On the hydroxyl radical formation in the reaction between hydrogen peroxide and biologically generated chromium(V) species

Electron spin resonance (ESR) measurements on solutions and isolated powders provide direct evidence for the involvement of Cr(V) species in the reduction of Cr(VI) by NAD(P)H. ESR analysis of an isolated Cr(V)-NAD(P)H solid yields g_∥ = 1.9831 and g_⊥ = 1.9772, indicating that the unpaired electron occupies the d_z² orbital of the Cr(V) ion, with square-pyramidal geometry. Addition of hydrogen peroxide (H₂O₂) to the NAD(P)H-Cr(VI) reaction mixtures suppresses the Cr(V) species and generates hydroxyl (.OH) radicals. The .OH radicals were detected via ESR spin trapping, employing 5,5-dimethyl-1-pyrroline-N-oxide and α-(4-pyridyl-1-oxide)-N-tert-butylnitrone as spin traps.

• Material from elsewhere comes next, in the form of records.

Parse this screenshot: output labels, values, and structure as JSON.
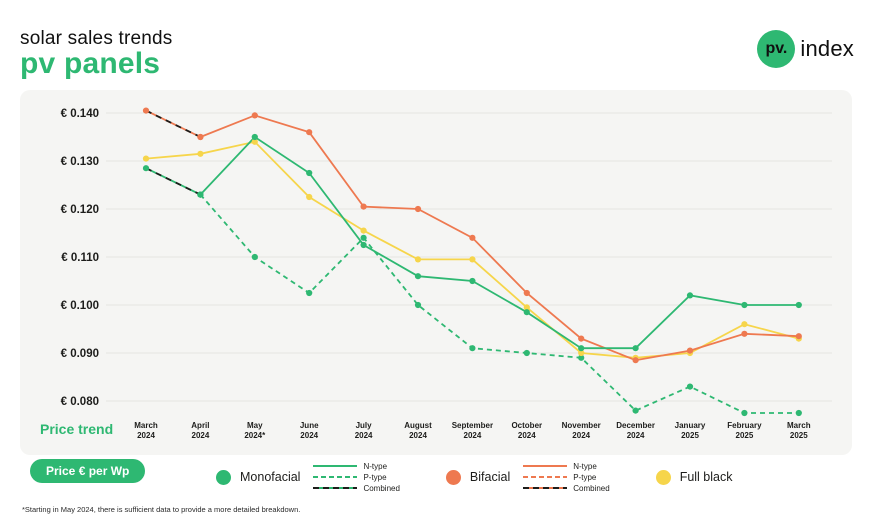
{
  "header": {
    "subtitle": "solar sales trends",
    "title": "pv panels"
  },
  "logo": {
    "circle_text": "pv.",
    "text": "index"
  },
  "panel": {
    "price_trend_label": "Price trend"
  },
  "button_label": "Price € per Wp",
  "footnote": "*Starting in May 2024, there is sufficient data to provide a more detailed breakdown.",
  "colors": {
    "green": "#2eb872",
    "orange": "#ee7950",
    "yellow": "#f6d54b",
    "combined_black": "#1d1d1b",
    "grid": "#e5e5e2",
    "panel_bg": "#f5f5f3"
  },
  "legend": {
    "groups": [
      {
        "label": "Monofacial",
        "color": "#2eb872",
        "lines": [
          {
            "label": "N-type",
            "style": "solid"
          },
          {
            "label": "P-type",
            "style": "dashed"
          },
          {
            "label": "Combined",
            "style": "combined"
          }
        ]
      },
      {
        "label": "Bifacial",
        "color": "#ee7950",
        "lines": [
          {
            "label": "N-type",
            "style": "solid"
          },
          {
            "label": "P-type",
            "style": "dashed"
          },
          {
            "label": "Combined",
            "style": "combined"
          }
        ]
      },
      {
        "label": "Full black",
        "color": "#f6d54b",
        "lines": []
      }
    ]
  },
  "chart_data": {
    "type": "line",
    "title": "solar sales trends — pv panels price trend",
    "ylabel": "Price € per Wp",
    "ylim": [
      0.0775,
      0.1405
    ],
    "grid": true,
    "legend_position": "bottom",
    "y_axis": {
      "labels": [
        "€ 0.140",
        "€ 0.130",
        "€ 0.120",
        "€ 0.110",
        "€ 0.100",
        "€ 0.090",
        "€ 0.080"
      ],
      "values": [
        0.14,
        0.13,
        0.12,
        0.11,
        0.1,
        0.09,
        0.08
      ]
    },
    "x_categories": [
      [
        "March",
        "2024"
      ],
      [
        "April",
        "2024"
      ],
      [
        "May",
        "2024*"
      ],
      [
        "June",
        "2024"
      ],
      [
        "July",
        "2024"
      ],
      [
        "August",
        "2024"
      ],
      [
        "September",
        "2024"
      ],
      [
        "October",
        "2024"
      ],
      [
        "November",
        "2024"
      ],
      [
        "December",
        "2024"
      ],
      [
        "January",
        "2025"
      ],
      [
        "February",
        "2025"
      ],
      [
        "March",
        "2025"
      ]
    ],
    "series": [
      {
        "name": "Bifacial Combined",
        "color": "#ee7950",
        "style": "combined",
        "start": 0,
        "values": [
          0.1405,
          0.135
        ]
      },
      {
        "name": "Monofacial Combined",
        "color": "#2eb872",
        "style": "combined",
        "start": 0,
        "values": [
          0.1285,
          0.123
        ]
      },
      {
        "name": "Monofacial P-type",
        "color": "#2eb872",
        "style": "dashed",
        "start": 1,
        "values": [
          0.123,
          0.11,
          0.1025,
          0.114,
          0.1,
          0.091,
          0.09,
          0.089,
          0.078,
          0.083,
          0.0775,
          0.0775
        ]
      },
      {
        "name": "Full black",
        "color": "#f6d54b",
        "style": "solid",
        "start": 0,
        "values": [
          0.1305,
          0.1315,
          0.134,
          0.1225,
          0.1155,
          0.1095,
          0.1095,
          0.0995,
          0.09,
          0.089,
          0.09,
          0.096,
          0.093
        ]
      },
      {
        "name": "Bifacial N-type",
        "color": "#ee7950",
        "style": "solid",
        "start": 1,
        "values": [
          0.135,
          0.1395,
          0.136,
          0.1205,
          0.12,
          0.114,
          0.1025,
          0.093,
          0.0885,
          0.0905,
          0.094,
          0.0935
        ]
      },
      {
        "name": "Monofacial N-type",
        "color": "#2eb872",
        "style": "solid",
        "start": 1,
        "values": [
          0.123,
          0.135,
          0.1275,
          0.1125,
          0.106,
          0.105,
          0.0985,
          0.091,
          0.091,
          0.102,
          0.1,
          0.1
        ]
      }
    ]
  }
}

The dependence of Cr(V) and .OH radical formation on the H₂O₂ and Cr(VI) concentrations indicates that the Cr(V) species react with H₂O₂ to generate the .OH radicals. Similar results were obtained by using various diols (arabinose, cellobiose, FAD, fructose, glyceraldehyde, ribose, and tartaric acid), α-hydroxycarboxylic acids, and glutathione. Investigations with superoxide dismutase showed no significant participation of O₂^- in the generation of .OH radicals. These results thus indicate that the Cr(V) complexes, produced in the reduction of Cr(VI) by cellular reductants, react with H₂O₂ to generate .OH radicals, which might be the initiators of the primary events in the Cr(VI) cytotoxicity.